The focus then shifted to TCP.  Why was TCP enabling flow control for such lengthy periods of time?  Stated differently, why was TCP so slow at draining segments from its transmit queue?  The rate of TCP transmission is a function of many things including the available network throughput, the round trip times to the peer, the reliability of the network (factors taken into account by the TCP congestion control algorithm), the TCP receive window of the peer, and related, the rate at which the peer application is able to read from the TCP receive buffer.  As a starting point, I wanted to see if we were limited by the congestion window.  I wrote a DTrace script that, using the tcp provider, traced each segment sent and received.  The script displays times, segment number information (including ACK sequence numbers) and the size of the congestion window.  The result is something like this:

        5579198      -> snd 23360 bytes (seq = 2357437641 cwnd = 23360)
        5689117      <- ACK 2357461001
        5689153      -> snd 24820 bytes (seq = 2357461001 cwnd = 24820)
        5799152      <- ACK 2357485821
        5799183      -> snd 24820 bytes (seq = 2357485821 cwnd = 24820)
        5799934      <- ACK 2357510641
        5799952      -> snd 24820 bytes (seq = 2357510641 cwnd = 24820)
        5800061      <- ACK 2357535461

The times are in microseconds, relative to the time the script was started.  We could immediately identify some interesting facts based on just a few segments traced.  The TCP mss was 1460, and TCP is sending segments much larger than that.  This is because LSO is being used.  Another fact that stands out is that the congestion window is very small, and we're sending an entire congestion window in one (large) segment.  The result of this is that we must wait for acknowledgement of a segment from the peer before continuing to transmit.  This shouldn't be an issue since the peer is very close by (it's the ESX host that our VM is running on!), and our data should be acknowledged extremely fast (right?).

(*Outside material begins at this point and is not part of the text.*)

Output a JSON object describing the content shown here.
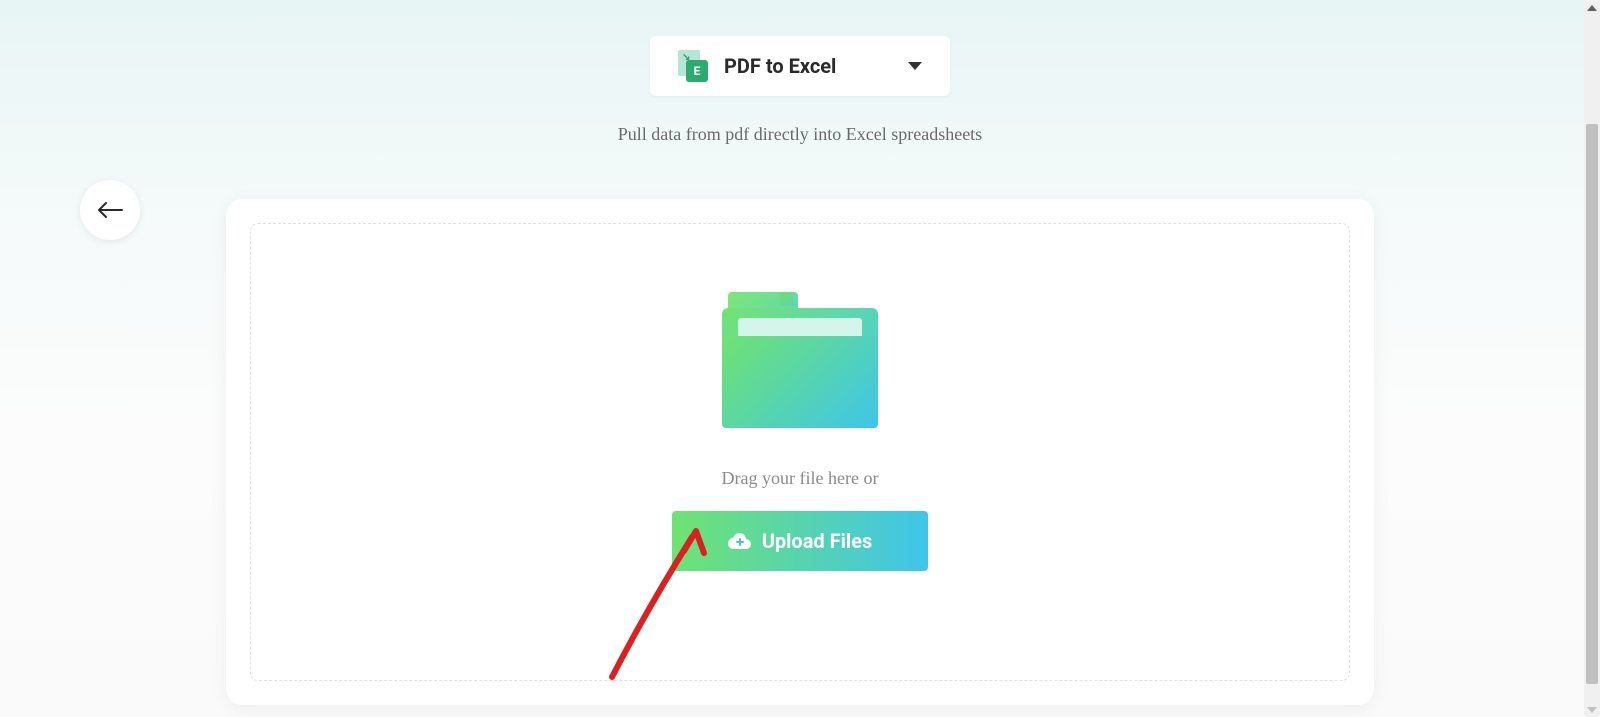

The next fact comes into play.  We can see that it takes the peer roughly 100ms to acknowledge the data that we send it, and it acknowledges _all_ of the data at once.  The reason that it acknowledges all of the data is because the network driver for the virtual NIC used by ESX uses LRO (the inverse of LSO), which means that the TCP implementation of the peer will receive multiple TCP segments in one large chunk.  The ESX network virtualization layer is smart enough to know that the destination of the large segment we transmit is attached to the same virtual switch and has LRO enabled, and so it doesn't bother to do TCP segmentation at all.  This seems like a valuable optimization to save CPU cycles doing needless TCP segmentation.  The result is that the same large chunk we transmit using LSO is received as-is by the peer using LRO.

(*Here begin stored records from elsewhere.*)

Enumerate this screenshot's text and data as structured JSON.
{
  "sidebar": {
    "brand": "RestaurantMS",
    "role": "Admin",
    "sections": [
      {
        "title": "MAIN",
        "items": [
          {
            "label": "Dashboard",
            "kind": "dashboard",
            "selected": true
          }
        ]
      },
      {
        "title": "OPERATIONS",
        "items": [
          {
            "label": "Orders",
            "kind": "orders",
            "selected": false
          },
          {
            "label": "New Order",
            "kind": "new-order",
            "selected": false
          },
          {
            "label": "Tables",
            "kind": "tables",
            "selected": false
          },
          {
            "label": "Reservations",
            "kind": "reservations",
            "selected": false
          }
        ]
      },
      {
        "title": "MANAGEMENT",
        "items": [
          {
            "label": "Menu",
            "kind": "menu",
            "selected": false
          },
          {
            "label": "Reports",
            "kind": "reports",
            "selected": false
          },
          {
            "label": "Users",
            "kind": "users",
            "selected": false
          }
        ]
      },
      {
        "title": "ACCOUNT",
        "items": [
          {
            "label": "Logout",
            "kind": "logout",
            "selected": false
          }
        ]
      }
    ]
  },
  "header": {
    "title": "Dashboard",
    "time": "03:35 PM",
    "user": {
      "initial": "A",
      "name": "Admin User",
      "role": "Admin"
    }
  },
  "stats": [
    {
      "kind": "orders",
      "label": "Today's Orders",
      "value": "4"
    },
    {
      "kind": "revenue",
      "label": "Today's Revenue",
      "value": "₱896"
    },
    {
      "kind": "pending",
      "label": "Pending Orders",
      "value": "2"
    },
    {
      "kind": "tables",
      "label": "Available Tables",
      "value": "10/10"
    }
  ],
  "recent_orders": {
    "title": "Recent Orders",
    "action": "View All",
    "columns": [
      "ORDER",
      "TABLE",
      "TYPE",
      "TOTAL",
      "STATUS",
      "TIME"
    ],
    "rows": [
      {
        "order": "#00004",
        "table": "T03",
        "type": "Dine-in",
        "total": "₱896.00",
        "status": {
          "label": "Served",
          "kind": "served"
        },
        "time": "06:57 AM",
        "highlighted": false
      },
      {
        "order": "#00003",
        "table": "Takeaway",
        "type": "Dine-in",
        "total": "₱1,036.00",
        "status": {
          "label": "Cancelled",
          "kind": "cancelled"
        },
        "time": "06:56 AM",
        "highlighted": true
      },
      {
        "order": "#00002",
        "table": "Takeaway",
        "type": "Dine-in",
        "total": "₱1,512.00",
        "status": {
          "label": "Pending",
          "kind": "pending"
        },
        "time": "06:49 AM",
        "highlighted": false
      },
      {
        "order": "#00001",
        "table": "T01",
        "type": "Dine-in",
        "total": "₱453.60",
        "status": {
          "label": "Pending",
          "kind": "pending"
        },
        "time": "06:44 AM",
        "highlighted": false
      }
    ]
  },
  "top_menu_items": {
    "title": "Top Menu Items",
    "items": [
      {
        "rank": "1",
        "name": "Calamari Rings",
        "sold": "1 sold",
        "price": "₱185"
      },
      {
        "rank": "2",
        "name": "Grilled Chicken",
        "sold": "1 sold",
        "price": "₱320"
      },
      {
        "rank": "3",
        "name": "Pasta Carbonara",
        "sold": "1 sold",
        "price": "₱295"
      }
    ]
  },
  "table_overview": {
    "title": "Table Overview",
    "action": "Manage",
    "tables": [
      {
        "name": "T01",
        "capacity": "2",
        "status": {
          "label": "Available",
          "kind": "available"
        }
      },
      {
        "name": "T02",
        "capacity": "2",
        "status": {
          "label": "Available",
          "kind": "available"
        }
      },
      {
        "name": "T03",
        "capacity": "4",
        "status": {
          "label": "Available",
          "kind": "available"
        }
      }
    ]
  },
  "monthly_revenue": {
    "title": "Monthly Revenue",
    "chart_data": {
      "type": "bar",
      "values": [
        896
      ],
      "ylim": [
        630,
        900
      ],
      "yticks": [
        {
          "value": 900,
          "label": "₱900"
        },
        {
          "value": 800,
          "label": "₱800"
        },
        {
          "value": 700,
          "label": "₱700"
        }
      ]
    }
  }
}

So far so good, except that waiting 100ms to send an acknowledgement is seriously hampering the throughput of this connection.  This looks like a TCP delayed-ACK scheme gone awry.  As stated in RFC 1122, "A TCP SHOULD implement a delayed ACK, but an ACK should not be excessively delayed; in particular, the delay MUST be less than 0.5 seconds, and in a stream of full-sized segments there SHOULD be an ACK for at least every second segment."  In the case of LRO, the peer is receiving multiple segments simultaneously (more than two segments), and it should therefore not delay the ACK.  On the surface, this seems like an ESX TCP LRO bug.

That said, we would not have noticed this if the congestion window were not so small.  The small congestion window needed to be root-caused.  Continuing to examine the output of the TCP trace data produced by the DTrace script, we see an additional pattern.  Occasionally, we see:

        2143945      -> snd 21900 bytes (seq = 2050686021 cwnd = 21900)
        2245254      <- ACK (cwnd = 21900)
        2245268      -> snd 21900 bytes (seq = 2050707921 cwnd = 21900)
        2345425      <- ACK (cwnd = 21900)
        2345433      -> snd 21900 bytes (seq = 2050729821 cwnd = 21900)
        2817517      -> snd 1460 bytes (seq = 2050729821 cwnd = 1460)
        2923963      <- ACK (cwnd = 1460)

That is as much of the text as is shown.